Word2vec is a toolkit launched by Google in 2013 by open source for obtaining word vector. It is simple and efficient, so it has aroused the attention of many people. Tomas Mikolov, the author of word2vec, did not talk about too many algorithm details in two related papers [3, 4], thus increasing the mystery of this toolkit to a certain extent. Some people who couldn't help but choose to take a look at the source code through anatomy.
The first contact with word2vec was in February. At that time, I studied the paper published by Zheng Xiaoqing from Fudan University [7]. My main job was to use the senna algorithm ([8]). move to Chinese scenarios. I think it is quite interesting, so I made an implementation (see [20]). However, because the training time of word vectors is too long, I chose to use word2vec to provide word vectors, I did not expect that the Chinese word segmentation effect was good. I immediately gave a look at word2vec, and my curiosity grew.
Later, I saw some specific applications of word2vec, And the Tomas Mikolov team also promoted them to sentences and documents ([6]). therefore, it is indeed necessary to understand the algorithm principles in word2vec in order to track their follow-up research. As a result, I read the code carefully, so I basically understood the practice. The first feeling is: "It is a very simple, superficial structure. Why is it said that it is deep learning by so many people ?"
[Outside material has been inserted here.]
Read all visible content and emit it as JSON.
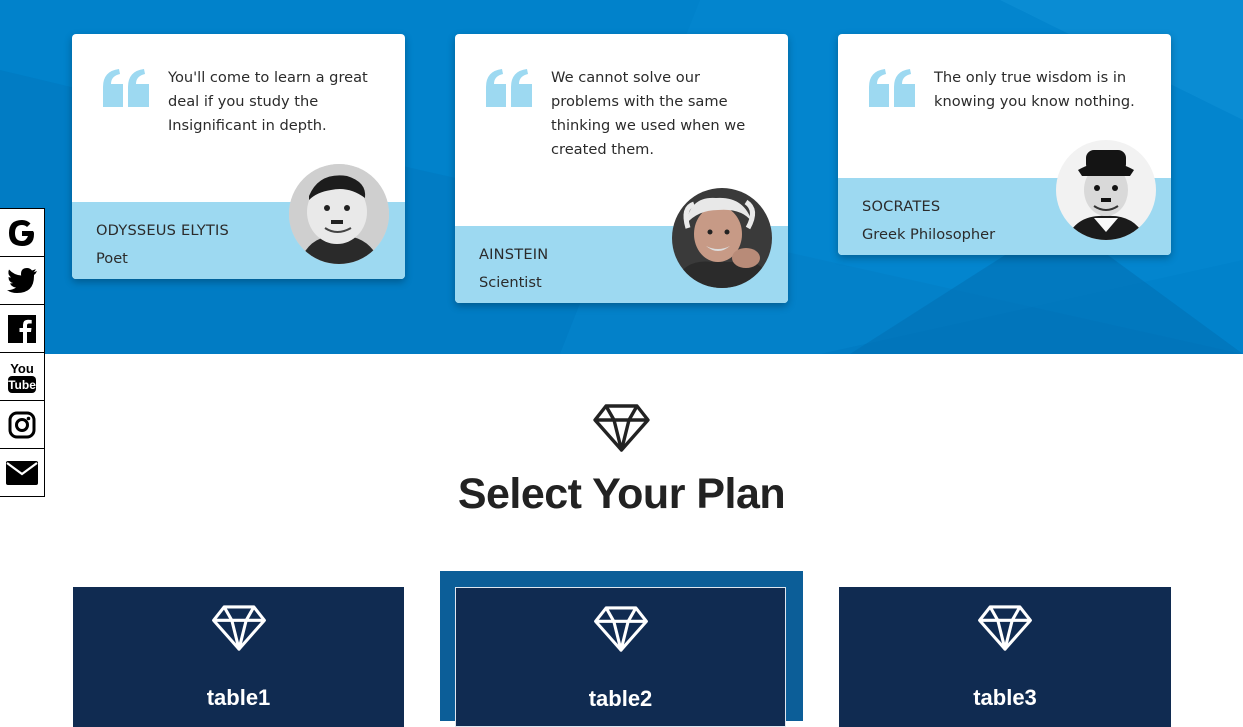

In the process of anatomy of the word2vec source code, in addition to the algorithm-level gains, in fact, there are also a lot of gains in programming skills. Since it took a lot of time to read the code, I still need to write down what I understood and provide some reference to friends in need.
In the process of finishing this article, contact the Group of Friends in the Deep Learning Group @Northbrook prodigal son([]) I would like to express my gratitude for the many useful discussions. In addition, I have also referenced some of other people's documents and listed them in the references. I would like to express my gratitude for their work.
Peghoty
Source: http://blog.csdn.net/itplus/article/details/37969519
You are welcome to repost/share the article, but be sure to declare the source of the article.